Dr. Schwarzenberger: What do we know to date about the pathogenesis of infantile hemangiomas? Did your study provide any new information?
Dr. Arbiser: We still know little about the pathogenesis. Many experienced groups have looked for point mutations and have not found them. I believe that if hemangiomas were caused by mutations, we would have found them already. Given the lack of known mutations, I think that hemangiomas arise from epigenetic changes perhaps caused by hypoxia in the fetus or placenta, and endothelial cells are imprinted by their environmental exposure to form hemangiomas. Estrogen plays a role as well, as there is a female predominance to hemangiomas. In terms of pathogenesis, we found that propranolol induces respiration, and hemangiomas use a predominantly glycolytic metabolism.
Dr. Schwarzenberger: The rather serendipitous finding that propranolol shrinks infantile hemangiomas certainly rocked the pediatric dermatology world and, for the first time, provided us an effective way to treat these challenging lesions. Did your study help us better understand how this drug works its magic?
Dr. Arbiser: Yes. We had previously shown in a study of patients with hemangiomas that propranolol decreases vascular endothelial growth factor (VEGF), but not Angiopoietin 2. In this study, we found that R-propranolol decreases Angptl4. In the presence of angiogenic factors like VEGF and Angplt4, Angiopoietin-2 maintains hemangiomas, but if you take away the angiogenic factors, Angiopoietin-2 causes regression. We feel that this mechanism may also account for the epidemiologic findings that associate propranolol use with decreased incidence of cancers like melanoma.

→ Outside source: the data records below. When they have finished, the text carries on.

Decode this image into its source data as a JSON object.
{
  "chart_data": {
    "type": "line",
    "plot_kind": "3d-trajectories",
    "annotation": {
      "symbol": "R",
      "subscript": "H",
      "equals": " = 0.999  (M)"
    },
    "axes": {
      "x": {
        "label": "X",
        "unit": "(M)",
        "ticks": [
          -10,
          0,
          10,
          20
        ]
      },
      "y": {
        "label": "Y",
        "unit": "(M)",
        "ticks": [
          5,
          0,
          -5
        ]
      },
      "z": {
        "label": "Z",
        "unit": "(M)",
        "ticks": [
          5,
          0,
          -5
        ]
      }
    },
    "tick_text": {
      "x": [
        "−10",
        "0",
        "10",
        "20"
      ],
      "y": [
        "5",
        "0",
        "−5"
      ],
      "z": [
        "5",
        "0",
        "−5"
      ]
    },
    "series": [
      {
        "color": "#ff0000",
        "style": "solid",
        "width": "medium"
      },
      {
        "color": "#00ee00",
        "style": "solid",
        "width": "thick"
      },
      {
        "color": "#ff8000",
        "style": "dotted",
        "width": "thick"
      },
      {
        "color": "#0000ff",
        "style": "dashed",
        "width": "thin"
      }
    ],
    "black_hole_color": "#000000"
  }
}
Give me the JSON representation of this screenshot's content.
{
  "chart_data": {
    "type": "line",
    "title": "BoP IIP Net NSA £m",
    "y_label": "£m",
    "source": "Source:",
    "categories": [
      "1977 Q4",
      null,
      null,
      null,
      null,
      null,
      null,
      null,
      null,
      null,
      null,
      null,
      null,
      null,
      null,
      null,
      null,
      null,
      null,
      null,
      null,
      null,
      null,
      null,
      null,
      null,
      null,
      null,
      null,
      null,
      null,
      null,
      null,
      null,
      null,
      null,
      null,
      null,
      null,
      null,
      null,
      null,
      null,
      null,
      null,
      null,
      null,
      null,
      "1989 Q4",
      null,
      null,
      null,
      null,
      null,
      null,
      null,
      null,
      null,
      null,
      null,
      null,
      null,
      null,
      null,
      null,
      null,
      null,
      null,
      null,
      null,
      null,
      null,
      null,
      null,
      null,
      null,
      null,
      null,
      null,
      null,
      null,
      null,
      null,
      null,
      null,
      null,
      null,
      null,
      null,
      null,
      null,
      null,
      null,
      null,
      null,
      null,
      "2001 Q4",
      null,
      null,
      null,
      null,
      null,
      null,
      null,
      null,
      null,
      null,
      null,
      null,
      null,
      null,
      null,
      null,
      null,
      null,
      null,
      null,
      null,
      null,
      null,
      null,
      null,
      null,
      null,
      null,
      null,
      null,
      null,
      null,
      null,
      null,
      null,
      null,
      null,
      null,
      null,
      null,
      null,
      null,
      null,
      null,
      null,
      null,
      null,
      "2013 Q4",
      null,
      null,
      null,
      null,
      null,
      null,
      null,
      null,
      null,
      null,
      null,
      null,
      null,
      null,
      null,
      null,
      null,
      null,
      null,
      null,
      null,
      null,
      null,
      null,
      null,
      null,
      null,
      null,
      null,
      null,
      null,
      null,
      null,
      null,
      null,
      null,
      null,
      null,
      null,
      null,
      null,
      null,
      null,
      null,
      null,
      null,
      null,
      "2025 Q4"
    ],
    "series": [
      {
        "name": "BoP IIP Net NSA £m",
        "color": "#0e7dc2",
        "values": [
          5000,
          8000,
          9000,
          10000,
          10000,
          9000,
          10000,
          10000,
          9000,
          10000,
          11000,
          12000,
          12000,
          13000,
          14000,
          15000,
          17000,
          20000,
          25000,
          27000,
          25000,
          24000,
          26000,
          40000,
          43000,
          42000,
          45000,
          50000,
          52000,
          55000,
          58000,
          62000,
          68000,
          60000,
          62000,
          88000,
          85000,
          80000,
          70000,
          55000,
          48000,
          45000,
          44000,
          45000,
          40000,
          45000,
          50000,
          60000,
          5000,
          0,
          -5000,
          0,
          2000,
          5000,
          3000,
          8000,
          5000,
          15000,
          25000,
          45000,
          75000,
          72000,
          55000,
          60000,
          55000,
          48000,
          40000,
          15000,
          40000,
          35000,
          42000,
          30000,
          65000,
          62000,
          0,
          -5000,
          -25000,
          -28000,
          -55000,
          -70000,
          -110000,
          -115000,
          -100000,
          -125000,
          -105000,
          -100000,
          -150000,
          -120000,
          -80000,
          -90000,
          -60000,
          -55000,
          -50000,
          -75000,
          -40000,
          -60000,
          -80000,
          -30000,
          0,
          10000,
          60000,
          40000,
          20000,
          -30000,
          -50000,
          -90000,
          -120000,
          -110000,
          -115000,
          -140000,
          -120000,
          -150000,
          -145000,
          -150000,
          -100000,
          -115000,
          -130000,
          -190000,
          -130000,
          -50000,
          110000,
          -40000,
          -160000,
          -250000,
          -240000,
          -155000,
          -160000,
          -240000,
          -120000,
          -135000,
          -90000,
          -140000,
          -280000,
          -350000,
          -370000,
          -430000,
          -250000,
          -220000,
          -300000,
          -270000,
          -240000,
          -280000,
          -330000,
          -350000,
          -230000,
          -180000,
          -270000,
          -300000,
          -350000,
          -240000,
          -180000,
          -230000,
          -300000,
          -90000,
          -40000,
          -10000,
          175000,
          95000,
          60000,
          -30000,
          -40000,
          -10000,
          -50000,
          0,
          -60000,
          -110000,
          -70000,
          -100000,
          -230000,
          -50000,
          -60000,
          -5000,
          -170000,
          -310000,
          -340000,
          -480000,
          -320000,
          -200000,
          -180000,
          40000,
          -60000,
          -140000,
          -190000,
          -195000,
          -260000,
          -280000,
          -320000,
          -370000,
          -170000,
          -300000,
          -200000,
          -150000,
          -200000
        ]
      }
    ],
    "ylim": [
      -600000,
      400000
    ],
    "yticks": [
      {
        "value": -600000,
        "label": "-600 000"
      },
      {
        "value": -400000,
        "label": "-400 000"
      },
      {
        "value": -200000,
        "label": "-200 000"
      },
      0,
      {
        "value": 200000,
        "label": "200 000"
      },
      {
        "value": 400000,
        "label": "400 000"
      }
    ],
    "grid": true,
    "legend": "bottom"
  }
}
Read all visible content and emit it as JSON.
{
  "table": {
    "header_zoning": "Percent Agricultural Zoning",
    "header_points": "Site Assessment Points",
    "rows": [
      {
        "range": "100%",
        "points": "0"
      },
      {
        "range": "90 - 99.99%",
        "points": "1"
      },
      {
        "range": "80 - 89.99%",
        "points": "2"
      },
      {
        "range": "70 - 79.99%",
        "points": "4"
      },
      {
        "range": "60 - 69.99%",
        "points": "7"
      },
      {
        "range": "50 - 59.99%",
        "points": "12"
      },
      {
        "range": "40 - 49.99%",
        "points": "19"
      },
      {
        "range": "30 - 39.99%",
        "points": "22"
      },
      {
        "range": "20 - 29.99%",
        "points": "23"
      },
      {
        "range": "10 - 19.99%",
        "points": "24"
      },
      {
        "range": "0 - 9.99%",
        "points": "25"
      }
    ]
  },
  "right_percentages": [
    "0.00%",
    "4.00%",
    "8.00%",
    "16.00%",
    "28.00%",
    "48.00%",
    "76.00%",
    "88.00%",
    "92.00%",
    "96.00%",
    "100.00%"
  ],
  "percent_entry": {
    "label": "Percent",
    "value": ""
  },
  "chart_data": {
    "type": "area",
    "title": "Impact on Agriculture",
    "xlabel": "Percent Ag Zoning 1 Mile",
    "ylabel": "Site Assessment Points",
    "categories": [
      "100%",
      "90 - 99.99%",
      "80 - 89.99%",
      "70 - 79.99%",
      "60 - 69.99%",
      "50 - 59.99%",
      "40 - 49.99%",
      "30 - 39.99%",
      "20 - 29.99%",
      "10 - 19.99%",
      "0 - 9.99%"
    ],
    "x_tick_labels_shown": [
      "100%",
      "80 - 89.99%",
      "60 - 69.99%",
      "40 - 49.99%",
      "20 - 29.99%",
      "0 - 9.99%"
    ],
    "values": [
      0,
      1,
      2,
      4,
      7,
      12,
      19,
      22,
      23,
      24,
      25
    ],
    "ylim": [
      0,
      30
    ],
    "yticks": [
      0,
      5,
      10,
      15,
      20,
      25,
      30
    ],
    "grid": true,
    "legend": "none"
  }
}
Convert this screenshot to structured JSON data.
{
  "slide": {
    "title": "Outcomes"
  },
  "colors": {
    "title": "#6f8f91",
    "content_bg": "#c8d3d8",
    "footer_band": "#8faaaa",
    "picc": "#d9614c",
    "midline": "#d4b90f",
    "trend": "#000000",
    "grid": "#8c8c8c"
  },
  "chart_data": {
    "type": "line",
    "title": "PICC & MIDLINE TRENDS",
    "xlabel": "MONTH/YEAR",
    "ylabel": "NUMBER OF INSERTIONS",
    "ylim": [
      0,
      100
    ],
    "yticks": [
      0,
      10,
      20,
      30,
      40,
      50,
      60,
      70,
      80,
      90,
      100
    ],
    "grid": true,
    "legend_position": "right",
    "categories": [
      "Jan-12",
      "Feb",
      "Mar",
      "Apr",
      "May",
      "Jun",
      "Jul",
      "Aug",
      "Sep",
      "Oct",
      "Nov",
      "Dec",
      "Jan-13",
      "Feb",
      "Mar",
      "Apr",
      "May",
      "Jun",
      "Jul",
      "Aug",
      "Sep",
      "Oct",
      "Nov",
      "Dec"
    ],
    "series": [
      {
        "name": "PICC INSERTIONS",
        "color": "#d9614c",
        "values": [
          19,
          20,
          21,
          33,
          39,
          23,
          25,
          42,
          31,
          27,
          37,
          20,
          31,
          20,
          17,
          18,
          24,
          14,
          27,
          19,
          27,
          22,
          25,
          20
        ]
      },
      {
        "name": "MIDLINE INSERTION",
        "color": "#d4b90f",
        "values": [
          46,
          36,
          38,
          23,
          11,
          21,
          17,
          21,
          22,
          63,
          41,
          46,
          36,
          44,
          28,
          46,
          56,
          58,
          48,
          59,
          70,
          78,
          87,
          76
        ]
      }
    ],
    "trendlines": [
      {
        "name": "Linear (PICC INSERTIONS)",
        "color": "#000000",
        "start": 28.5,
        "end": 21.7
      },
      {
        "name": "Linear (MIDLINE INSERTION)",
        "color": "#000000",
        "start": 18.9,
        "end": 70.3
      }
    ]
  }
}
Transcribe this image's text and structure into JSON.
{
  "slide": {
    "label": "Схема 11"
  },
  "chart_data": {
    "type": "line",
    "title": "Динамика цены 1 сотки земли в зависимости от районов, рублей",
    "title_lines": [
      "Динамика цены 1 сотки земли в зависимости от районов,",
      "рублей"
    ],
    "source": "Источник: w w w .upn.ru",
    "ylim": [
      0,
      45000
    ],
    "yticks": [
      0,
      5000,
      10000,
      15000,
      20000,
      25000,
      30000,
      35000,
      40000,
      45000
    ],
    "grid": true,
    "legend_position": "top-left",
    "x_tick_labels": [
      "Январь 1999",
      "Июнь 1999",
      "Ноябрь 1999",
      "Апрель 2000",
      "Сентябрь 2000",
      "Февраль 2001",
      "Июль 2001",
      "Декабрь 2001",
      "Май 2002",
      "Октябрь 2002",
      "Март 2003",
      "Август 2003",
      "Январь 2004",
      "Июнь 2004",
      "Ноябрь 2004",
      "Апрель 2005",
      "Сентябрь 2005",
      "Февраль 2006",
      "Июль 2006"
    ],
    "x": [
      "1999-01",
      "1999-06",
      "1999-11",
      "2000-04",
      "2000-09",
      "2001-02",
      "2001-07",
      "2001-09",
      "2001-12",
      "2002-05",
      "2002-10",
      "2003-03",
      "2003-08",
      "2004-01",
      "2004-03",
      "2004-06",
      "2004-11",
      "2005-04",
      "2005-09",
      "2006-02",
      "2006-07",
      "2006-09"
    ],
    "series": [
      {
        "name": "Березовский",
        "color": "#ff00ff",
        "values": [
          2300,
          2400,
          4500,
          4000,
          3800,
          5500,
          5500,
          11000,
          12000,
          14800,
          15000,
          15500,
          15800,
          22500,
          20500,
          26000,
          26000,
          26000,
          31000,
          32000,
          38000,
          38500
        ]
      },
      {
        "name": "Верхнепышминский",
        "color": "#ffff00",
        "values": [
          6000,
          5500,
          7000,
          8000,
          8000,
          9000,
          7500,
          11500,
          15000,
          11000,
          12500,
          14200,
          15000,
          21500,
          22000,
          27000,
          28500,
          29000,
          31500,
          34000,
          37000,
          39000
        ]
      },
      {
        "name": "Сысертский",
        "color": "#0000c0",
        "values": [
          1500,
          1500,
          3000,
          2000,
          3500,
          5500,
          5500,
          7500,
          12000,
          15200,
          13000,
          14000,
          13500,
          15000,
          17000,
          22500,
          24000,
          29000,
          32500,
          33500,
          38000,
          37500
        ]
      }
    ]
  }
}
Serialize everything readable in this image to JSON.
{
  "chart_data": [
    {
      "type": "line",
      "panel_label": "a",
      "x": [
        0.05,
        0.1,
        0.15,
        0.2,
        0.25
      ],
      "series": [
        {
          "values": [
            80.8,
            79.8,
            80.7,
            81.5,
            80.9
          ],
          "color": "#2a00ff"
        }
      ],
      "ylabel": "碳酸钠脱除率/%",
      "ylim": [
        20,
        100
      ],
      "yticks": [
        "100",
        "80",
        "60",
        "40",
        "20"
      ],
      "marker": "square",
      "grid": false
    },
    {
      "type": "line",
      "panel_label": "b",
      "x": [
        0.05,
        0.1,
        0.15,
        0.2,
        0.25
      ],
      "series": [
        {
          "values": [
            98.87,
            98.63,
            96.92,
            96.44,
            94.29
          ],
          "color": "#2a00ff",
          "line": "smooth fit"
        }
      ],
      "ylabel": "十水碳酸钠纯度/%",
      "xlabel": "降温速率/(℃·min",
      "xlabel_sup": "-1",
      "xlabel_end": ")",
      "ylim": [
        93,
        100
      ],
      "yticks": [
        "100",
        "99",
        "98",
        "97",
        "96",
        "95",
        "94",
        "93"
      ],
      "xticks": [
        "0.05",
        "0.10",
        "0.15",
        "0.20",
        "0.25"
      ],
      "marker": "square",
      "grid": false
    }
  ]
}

It is indeed serendipitous that commercial propranolol exists as a mixture of R and S isomers rather than the pure S-isomer beta blocker. The R-propranolol is regarded as an “inactive” metabolite not worth purifying out, and it might be that if infants were given pure S-propranolol for hypertension, it would have no effect on hemangiomas. It is thus the likely “inactive” impurity in propranolol that accounts for its benefits against hemangiomas (and possibly other tumors).
Dr. Schwarzenberger: Are you aware of any other drugs that we use that exist as stereoisomers with differential effects?
Dr. Arbiser: A notorious example is thalidomide, where the R isomer is a sedative and the S isomer is teratogenic. Another example is dexmethylphenidate (focalin) used for the treatment of ADHD. Dr. Schwarzenberger: It's exciting to imagine being able to use a form of propranolol without beta-blocker effects. Are there any potential unintended consequences of using only the “active” isomer?
Dr. Arbiser: This remains to be seen. We have not observed any toxic effects of R-propranolol in mice.
Dr. Schwarzenberger: What's next? When can we hope to have this available for use on our patients?
Dr. Arbiser: This is all a question of funding. We are looking to license R-propranolol and depending on the speed of development, it should be a matter of a few years.
Jack L. Arbiser, MD, PhD is a Thomas J. Lawley professor of dermatology in the department of dermatology at Emory University School of Medicine. He is a member of the Winship Cancer Institute and serves as a staff physician at the division of dermatology in the Atlanta VA Medical Center. Emory University is applying for a patent on R-propranolol based upon the Arbiser lab discovery. His article appeared in Nature Precision Oncology.
Disclaimer: The views and opinions expressed in this article do not necessarily reflect those of DW.